Before we had access to every imaginable community at the tips of our fingers with modern social media people like Cobleigh had to create their own. We engage in a much more passive manner with these communities as a result; we have nothing at stake, we are just the consumers. But this BBS was Cobleigh’s child, his responsibility. Some people enjoy having this control–Cobleigh himself even said “I was interested in starting one [a BBS] because I wanted to be the boss” (Branstetter, 1993). The sysop had to pour so much effort into their work since there were no site admins or real accepted conventions to submit to. These BBSes were built from the ground up. As Kevin Driscoll writes in The Modem World, “these changing systems provided a context in which amateurs could begin to build a new data infrastructure from the bottom up.” The grassroots nature of the growth of BBSes from hobbyists tinkering with computers makes it hard to discriminate between the creators and the users. In the Circuit of Culture, distinct identities arise around people involved with platforms. Some major distinctions are between the producers (the people creating and maintaining the platforms), the regulators (the people controlling what is on the platform), and the consumers (the people using the platform). We can clearly see these identities portrayed in modern social media: people create social platforms, moderators review and filter the content posted to them, and we use them as consumers to keep in touch. For example, the site Reddit has admins that run the site and develop updates, moderators that enforce site-wide and local community rules, and users that engage with the site. On BBSes, however, the lines are blurred between these three identities. Nathan Cobleigh was the producer of Compu-Plex, decided what went up on the platform, and was an avid user of it. The distinct identities we find in social media today were not so well-defined in Cobleigh’s time on BBSes. The sysop would be so deeply entrenched in the identity of their BBS that they would be involved in every facet of the platform.

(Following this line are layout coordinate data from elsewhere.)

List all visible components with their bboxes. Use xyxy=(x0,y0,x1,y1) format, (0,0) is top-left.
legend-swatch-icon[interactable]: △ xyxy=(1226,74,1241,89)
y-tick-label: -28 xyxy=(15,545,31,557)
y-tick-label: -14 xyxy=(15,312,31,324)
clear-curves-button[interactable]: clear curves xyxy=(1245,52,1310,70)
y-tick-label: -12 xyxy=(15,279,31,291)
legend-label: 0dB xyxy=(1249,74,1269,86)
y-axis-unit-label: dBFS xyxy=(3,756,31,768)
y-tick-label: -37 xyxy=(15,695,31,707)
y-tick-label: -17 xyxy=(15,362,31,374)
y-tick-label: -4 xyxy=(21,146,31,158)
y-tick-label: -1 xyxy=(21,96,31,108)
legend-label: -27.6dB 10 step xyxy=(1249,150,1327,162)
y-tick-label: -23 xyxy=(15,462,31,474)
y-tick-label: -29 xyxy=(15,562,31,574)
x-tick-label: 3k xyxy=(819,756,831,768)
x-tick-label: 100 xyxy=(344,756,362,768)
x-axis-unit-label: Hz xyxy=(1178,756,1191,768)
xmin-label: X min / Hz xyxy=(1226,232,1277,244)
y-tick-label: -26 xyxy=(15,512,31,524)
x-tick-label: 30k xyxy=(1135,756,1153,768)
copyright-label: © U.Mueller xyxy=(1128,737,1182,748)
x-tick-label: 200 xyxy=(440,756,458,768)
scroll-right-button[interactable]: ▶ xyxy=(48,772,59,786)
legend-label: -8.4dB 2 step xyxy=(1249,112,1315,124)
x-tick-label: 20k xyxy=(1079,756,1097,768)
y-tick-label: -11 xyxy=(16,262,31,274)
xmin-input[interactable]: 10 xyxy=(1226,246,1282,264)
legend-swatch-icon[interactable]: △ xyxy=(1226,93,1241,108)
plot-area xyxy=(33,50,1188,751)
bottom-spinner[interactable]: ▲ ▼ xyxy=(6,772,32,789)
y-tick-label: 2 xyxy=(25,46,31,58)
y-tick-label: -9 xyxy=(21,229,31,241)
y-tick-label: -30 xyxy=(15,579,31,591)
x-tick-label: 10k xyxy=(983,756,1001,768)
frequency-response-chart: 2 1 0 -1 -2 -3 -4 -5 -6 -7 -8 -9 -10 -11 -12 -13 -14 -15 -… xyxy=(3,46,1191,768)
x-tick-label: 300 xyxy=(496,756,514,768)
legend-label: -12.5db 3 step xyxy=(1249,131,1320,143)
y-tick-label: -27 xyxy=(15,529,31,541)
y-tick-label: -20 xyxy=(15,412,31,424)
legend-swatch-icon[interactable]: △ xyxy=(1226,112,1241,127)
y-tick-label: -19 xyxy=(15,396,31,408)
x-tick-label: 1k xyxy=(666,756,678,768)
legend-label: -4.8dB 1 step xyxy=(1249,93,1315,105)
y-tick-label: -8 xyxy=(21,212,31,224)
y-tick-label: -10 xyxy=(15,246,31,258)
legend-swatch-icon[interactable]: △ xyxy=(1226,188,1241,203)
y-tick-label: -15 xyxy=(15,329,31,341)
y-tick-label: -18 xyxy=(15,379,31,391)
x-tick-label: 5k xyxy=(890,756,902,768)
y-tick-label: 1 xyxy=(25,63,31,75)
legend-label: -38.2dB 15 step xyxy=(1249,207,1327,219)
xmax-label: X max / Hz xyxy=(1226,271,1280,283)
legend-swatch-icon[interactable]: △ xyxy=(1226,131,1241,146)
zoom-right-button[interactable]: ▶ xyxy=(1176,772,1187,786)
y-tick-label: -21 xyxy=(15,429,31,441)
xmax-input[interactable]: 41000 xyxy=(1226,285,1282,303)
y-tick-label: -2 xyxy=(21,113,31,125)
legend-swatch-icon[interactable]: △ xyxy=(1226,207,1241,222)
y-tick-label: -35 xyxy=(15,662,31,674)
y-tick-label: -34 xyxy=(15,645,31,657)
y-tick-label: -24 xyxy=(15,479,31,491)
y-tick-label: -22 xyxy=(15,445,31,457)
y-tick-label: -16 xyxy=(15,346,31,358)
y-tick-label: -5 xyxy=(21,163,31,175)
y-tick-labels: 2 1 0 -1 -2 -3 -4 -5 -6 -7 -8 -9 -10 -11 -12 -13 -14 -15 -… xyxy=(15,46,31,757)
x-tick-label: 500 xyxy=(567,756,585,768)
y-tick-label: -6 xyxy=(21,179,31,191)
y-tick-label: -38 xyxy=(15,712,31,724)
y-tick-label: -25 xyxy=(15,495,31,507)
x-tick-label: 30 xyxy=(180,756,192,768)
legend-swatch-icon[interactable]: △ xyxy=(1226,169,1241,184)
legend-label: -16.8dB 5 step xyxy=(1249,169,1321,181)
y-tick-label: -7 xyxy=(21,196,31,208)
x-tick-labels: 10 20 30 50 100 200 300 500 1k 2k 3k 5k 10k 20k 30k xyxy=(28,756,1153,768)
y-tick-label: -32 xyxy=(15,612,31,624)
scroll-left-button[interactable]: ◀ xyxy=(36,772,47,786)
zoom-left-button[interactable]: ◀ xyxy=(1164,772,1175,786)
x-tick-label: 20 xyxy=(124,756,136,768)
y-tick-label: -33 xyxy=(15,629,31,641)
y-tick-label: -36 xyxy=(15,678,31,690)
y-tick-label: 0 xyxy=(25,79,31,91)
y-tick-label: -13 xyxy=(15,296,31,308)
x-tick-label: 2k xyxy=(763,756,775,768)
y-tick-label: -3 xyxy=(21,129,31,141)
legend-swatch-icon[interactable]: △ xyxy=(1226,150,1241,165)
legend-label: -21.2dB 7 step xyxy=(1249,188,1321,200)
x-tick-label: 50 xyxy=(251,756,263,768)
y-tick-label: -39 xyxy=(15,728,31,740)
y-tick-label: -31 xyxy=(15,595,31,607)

By 1993, Compu-Plex had over 1200 users, most likely due to its phone number being published in Action Pursuit Games, a national magazine contemporary with the BBS (Branstetter, 1993). This staggering number was probably beyond anything Cobleigh could have predicted. Compu-Plex was only up for five years, from 1989-1994, but it serves as a microcosm of BBS culture. Somebody wanted a place to meet new people and discuss their hobbies with from all over the country, so they made it themself. On top of all that, Cobleigh managed to do it all before putting on his cap and gown.

Works Cited


Driscoll, Kevin. “Computerizing Hobby Radio.” In The Modem World: A Prehistory of Social Media, 39. New Haven; London: Yale University Press, 2022. 

Gay, Paul Du. “Introduction.” Introduction. In Doing Cultural Studies: The Story of the Sony Walkman, 1–5. Los Angeles Calif., etc.: Sage, 2013. 

Petersen, Clarence. 1989. “Whether for Gabbing Or Gobbling Facts, Computer Bulletin Board Systems have Taken Wing: [NORTH SPORTS FINAL, C Edition].” Chicago Tribune (Pre-1997 Fulltext), Mar 16, 1.